Comment une charge de loyer finit-elle par se retrouver, au centime près, dans le coût de revient d'un châssis vendu 52 euros ? La fiche CG P5.02 détaille la méthode des centres d'analyse, héritée des sections homogènes de Rimailho (1937), qui reste la référence pour valoriser les stocks et fixer un tarif.
Une cascade qui épouse le cycle d'exploitation
Le calcul se déroule en trois étages qui s'emboîtent : le coût d'achat (sur les quantités achetées), le coût de production (sur les quantités produites, après passage par le stock de matières valorisé au coût moyen unitaire pondéré), puis le coût de revient (sur les quantités vendues, et non produites — la confusion la plus fréquente en examen). Les charges indirectes transitent obligatoirement par des centres d'analyse : les centres auxiliaires (gestion du personnel, entretien) sont vidés dans les centres principaux (approvisionnement, atelier), qui seuls imputent leurs charges aux produits via une unité d'œuvre.
Prestations réciproques et sous-activité
Lorsque deux centres auxiliaires se rendent des services mutuels, la répartition en cascade devient impossible : il faut poser un système d'équations.
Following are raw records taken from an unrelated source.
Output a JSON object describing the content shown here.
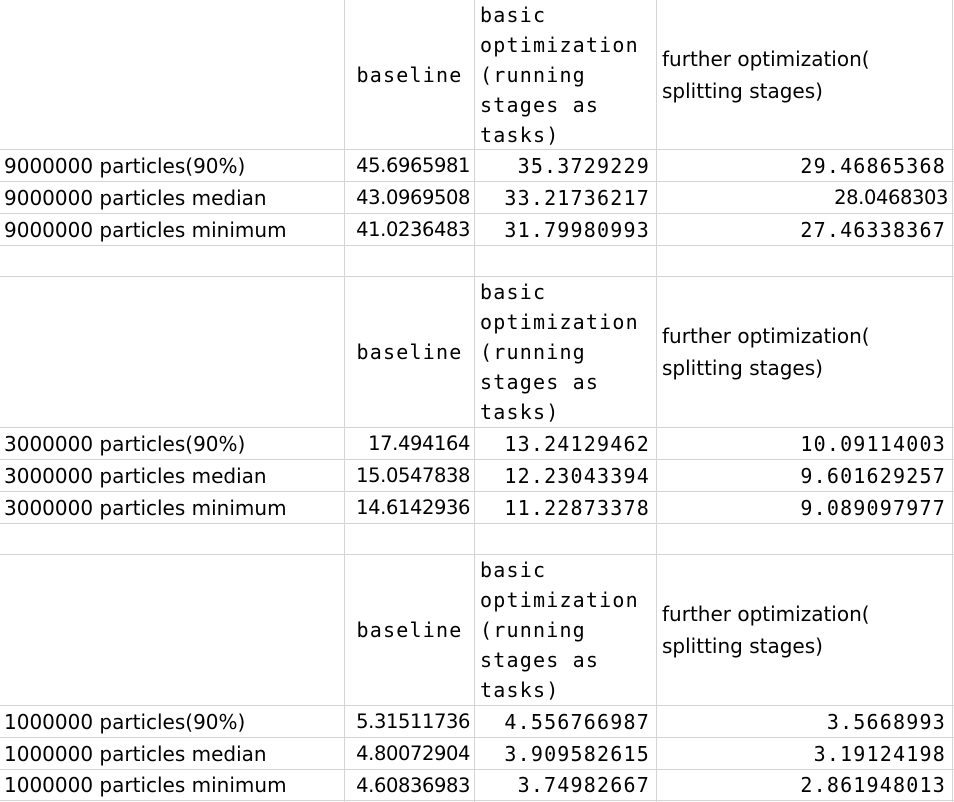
{
  "headers": {
    "baseline": "baseline",
    "basic": "basic\noptimization\n(running\nstages as\ntasks)",
    "further": "further optimization( splitting stages)"
  },
  "block1": {
    "rows": [
      {
        "label": "9000000 particles(90%)",
        "baseline": "45.6965981",
        "basic": "35.3729229",
        "further": "29.46865368"
      },
      {
        "label": "9000000 particles median",
        "baseline": "43.0969508",
        "basic": "33.21736217",
        "further": "28.0468303"
      },
      {
        "label": "9000000 particles minimum",
        "baseline": "41.0236483",
        "basic": "31.79980993",
        "further": "27.46338367"
      }
    ]
  },
  "block2": {
    "rows": [
      {
        "label": "3000000 particles(90%)",
        "baseline": "17.494164",
        "basic": "13.24129462",
        "further": "10.09114003"
      },
      {
        "label": "3000000 particles median",
        "baseline": "15.0547838",
        "basic": "12.23043394",
        "further": "9.601629257"
      },
      {
        "label": "3000000 particles minimum",
        "baseline": "14.6142936",
        "basic": "11.22873378",
        "further": "9.089097977"
      }
    ]
  },
  "block3": {
    "rows": [
      {
        "label": "1000000 particles(90%)",
        "baseline": "5.31511736",
        "basic": "4.556766987",
        "further": "3.5668993"
      },
      {
        "label": "1000000 particles median",
        "baseline": "4.80072904",
        "basic": "3.909582615",
        "further": "3.19124198"
      },
      {
        "label": "1000000 particles minimum",
        "baseline": "4.60836983",
        "basic": "3.74982667",
        "further": "2.861948013"
      }
    ]
  }
}
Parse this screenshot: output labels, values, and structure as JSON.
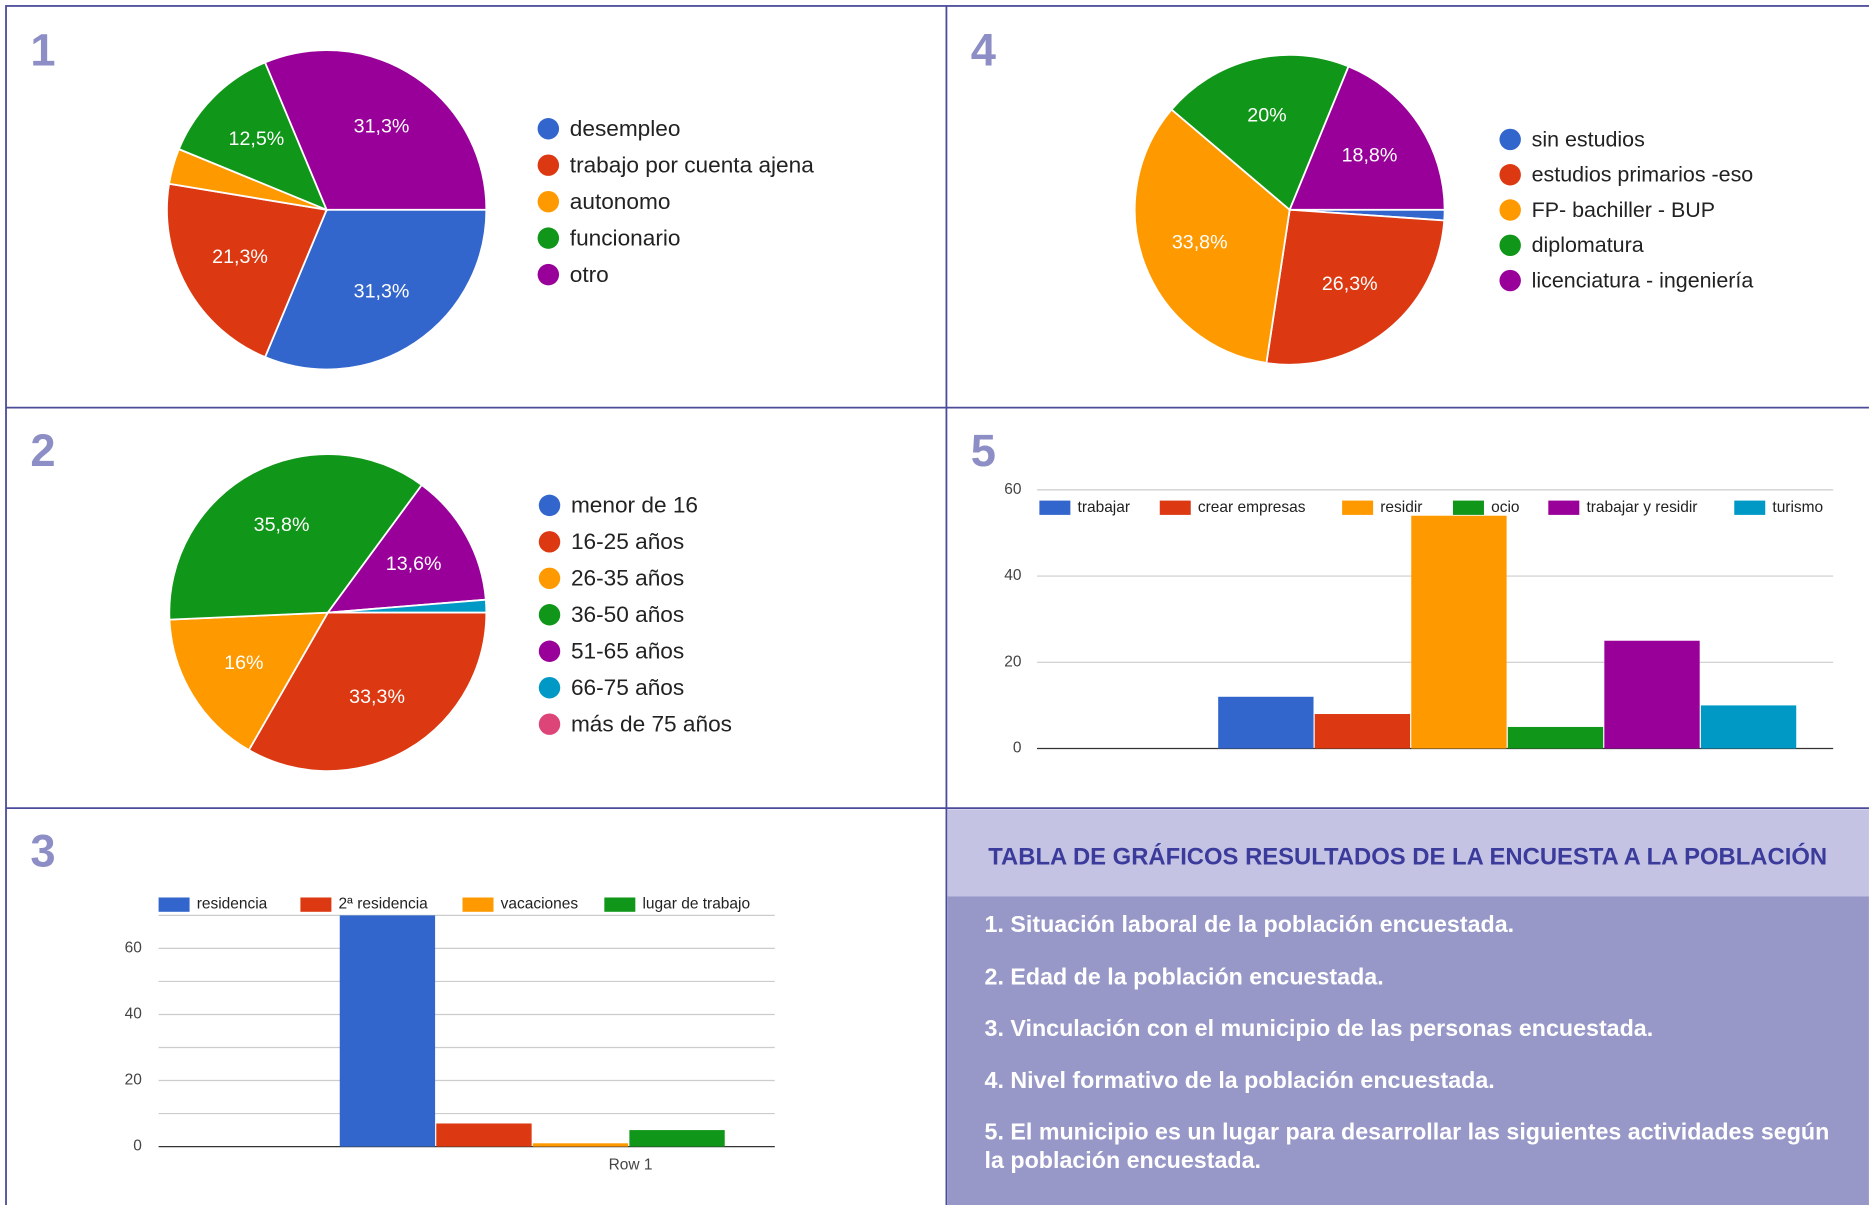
{
  "chart_data": [
    {
      "type": "pie",
      "number": "1",
      "categories": [
        "desempleo",
        "trabajo por cuenta ajena",
        "autonomo",
        "funcionario",
        "otro"
      ],
      "values": [
        31.3,
        21.3,
        3.6,
        12.5,
        31.3
      ],
      "value_labels": [
        "31,3%",
        "21,3%",
        null,
        "12,5%",
        "31,3%"
      ],
      "colors": [
        "#3366cc",
        "#dc3912",
        "#ff9900",
        "#109618",
        "#990099"
      ]
    },
    {
      "type": "pie",
      "number": "2",
      "categories": [
        "menor de 16",
        "16-25 años",
        "26-35 años",
        "36-50 años",
        "51-65 años",
        "66-75 años",
        "más de 75 años"
      ],
      "values": [
        0,
        33.3,
        16,
        35.8,
        13.6,
        1.3,
        0
      ],
      "value_labels": [
        null,
        "33,3%",
        "16%",
        "35,8%",
        "13,6%",
        null,
        null
      ],
      "colors": [
        "#3366cc",
        "#dc3912",
        "#ff9900",
        "#109618",
        "#990099",
        "#0099c6",
        "#dd4477"
      ]
    },
    {
      "type": "bar",
      "number": "3",
      "categories": [
        "Row 1"
      ],
      "series": [
        {
          "name": "residencia",
          "color": "#3366cc",
          "values": [
            70
          ]
        },
        {
          "name": "2ª residencia",
          "color": "#dc3912",
          "values": [
            7
          ]
        },
        {
          "name": "vacaciones",
          "color": "#ff9900",
          "values": [
            1
          ]
        },
        {
          "name": "lugar de trabajo",
          "color": "#109618",
          "values": [
            5
          ]
        }
      ],
      "ylim": [
        0,
        70
      ],
      "yticks": [
        0,
        20,
        40,
        60
      ],
      "minor_gridlines": [
        10,
        30,
        50,
        70
      ],
      "grid": true
    },
    {
      "type": "pie",
      "number": "4",
      "categories": [
        "sin estudios",
        "estudios primarios -eso",
        "FP- bachiller - BUP",
        "diplomatura",
        "licenciatura - ingeniería"
      ],
      "values": [
        1.1,
        26.3,
        33.8,
        20,
        18.8
      ],
      "value_labels": [
        null,
        "26,3%",
        "33,8%",
        "20%",
        "18,8%"
      ],
      "colors": [
        "#3366cc",
        "#dc3912",
        "#ff9900",
        "#109618",
        "#990099"
      ]
    },
    {
      "type": "bar",
      "number": "5",
      "categories": [
        null
      ],
      "series": [
        {
          "name": "trabajar",
          "color": "#3366cc",
          "values": [
            12
          ]
        },
        {
          "name": "crear empresas",
          "color": "#dc3912",
          "values": [
            8
          ]
        },
        {
          "name": "residir",
          "color": "#ff9900",
          "values": [
            54
          ]
        },
        {
          "name": "ocio",
          "color": "#109618",
          "values": [
            5
          ]
        },
        {
          "name": "trabajar y residir",
          "color": "#990099",
          "values": [
            25
          ]
        },
        {
          "name": "turismo",
          "color": "#0099c6",
          "values": [
            10
          ]
        }
      ],
      "ylim": [
        0,
        60
      ],
      "yticks": [
        0,
        20,
        40,
        60
      ],
      "grid": true
    }
  ],
  "panel": {
    "title": "TABLA DE GRÁFICOS RESULTADOS DE LA ENCUESTA A LA POBLACIÓN",
    "items": [
      "1. Situación laboral de la población encuestada.",
      "2. Edad de la población encuestada.",
      "3. Vinculación con el municipio de las personas encuestada.",
      "4. Nivel formativo de la población encuestada.",
      "5. El municipio es un lugar para desarrollar las siguientes actividades según la población encuestada."
    ]
  }
}
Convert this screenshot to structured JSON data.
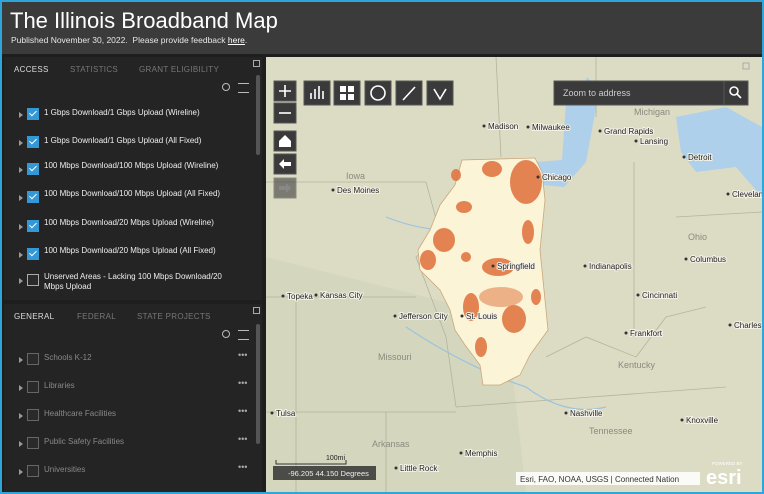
{
  "header": {
    "title": "The Illinois Broadband Map",
    "subtitle": "Published November 30, 2022.  Please provide feedback ",
    "link": "here",
    "end": "."
  },
  "top_panel": {
    "tabs": [
      "ACCESS",
      "STATISTICS",
      "GRANT ELIGIBILITY"
    ],
    "active_tab": 0,
    "layers": [
      {
        "label": "1 Gbps Download/1 Gbps Upload (Wireline)",
        "checked": true
      },
      {
        "label": "1 Gbps Download/1 Gbps Upload (All Fixed)",
        "checked": true
      },
      {
        "label": "100 Mbps Download/100 Mbps Upload (Wireline)",
        "checked": true
      },
      {
        "label": "100 Mbps Download/100 Mbps Upload (All Fixed)",
        "checked": true
      },
      {
        "label": "100 Mbps Download/20 Mbps Upload (Wireline)",
        "checked": true
      },
      {
        "label": "100 Mbps Download/20 Mbps Upload (All Fixed)",
        "checked": true
      },
      {
        "label": "Unserved Areas - Lacking 100 Mbps Download/20 Mbps Upload",
        "checked": false
      }
    ]
  },
  "bottom_panel": {
    "tabs": [
      "GENERAL",
      "FEDERAL",
      "STATE PROJECTS"
    ],
    "active_tab": 0,
    "layers": [
      {
        "label": "Schools K-12",
        "checked": false
      },
      {
        "label": "Libraries",
        "checked": false
      },
      {
        "label": "Healthcare Facilities",
        "checked": false
      },
      {
        "label": "Public Safety Facilities",
        "checked": false
      },
      {
        "label": "Universities",
        "checked": false
      }
    ]
  },
  "map": {
    "search_placeholder": "Zoom to address",
    "coordinates": "-96.205 44.150 Degrees",
    "scale": "100mi",
    "attribution": "Esri, FAO, NOAA, USGS | Connected Nation",
    "logo_caption": "POWERED BY",
    "logo": "esri",
    "places": [
      "Michigan",
      "Madison",
      "Milwaukee",
      "Grand Rapids",
      "Lansing",
      "Detroit",
      "Chicago",
      "Iowa",
      "Des Moines",
      "Cleveland",
      "Ohio",
      "Columbus",
      "Indianapolis",
      "Springfield",
      "Topeka",
      "Kansas City",
      "Cincinnati",
      "Jefferson City",
      "St. Louis",
      "Frankfort",
      "Charleston",
      "Missouri",
      "Kentucky",
      "Nashville",
      "Knoxville",
      "Tennessee",
      "Tulsa",
      "Arkansas",
      "Memphis",
      "Little Rock"
    ]
  }
}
Sur le cas de la SAS MÉTALLIA, la résolution du système donne 25 000 € pour le centre Gestion des bâtiments et 15 000 € pour l'Entretien-maintenance, avant de déverser 28 000 € sur l'Approvisionnement et 72 000 € sur l'Atelier. Le coût de revient du châssis CH ressort à 43,38 € et celui du capot CP à 65,97 €, pour un résultat analytique global de 60 103 €. La fiche traite aussi l'imputation rationnelle des charges fixes : en cas de sous-activité, l'article 213-32 du PCG interdit d'incorporer aux stocks le coût de la capacité inemployée.
Enfin, le tableau de concordance boucle la démarche en rapprochant le résultat analytique du résultat comptable (59 353 € dans le cas MÉTALLIA), preuve que le calcul est juste. Les limites de la méthode — arbitraire des clés, subventionnement croisé — annoncent directement la méthode ABC.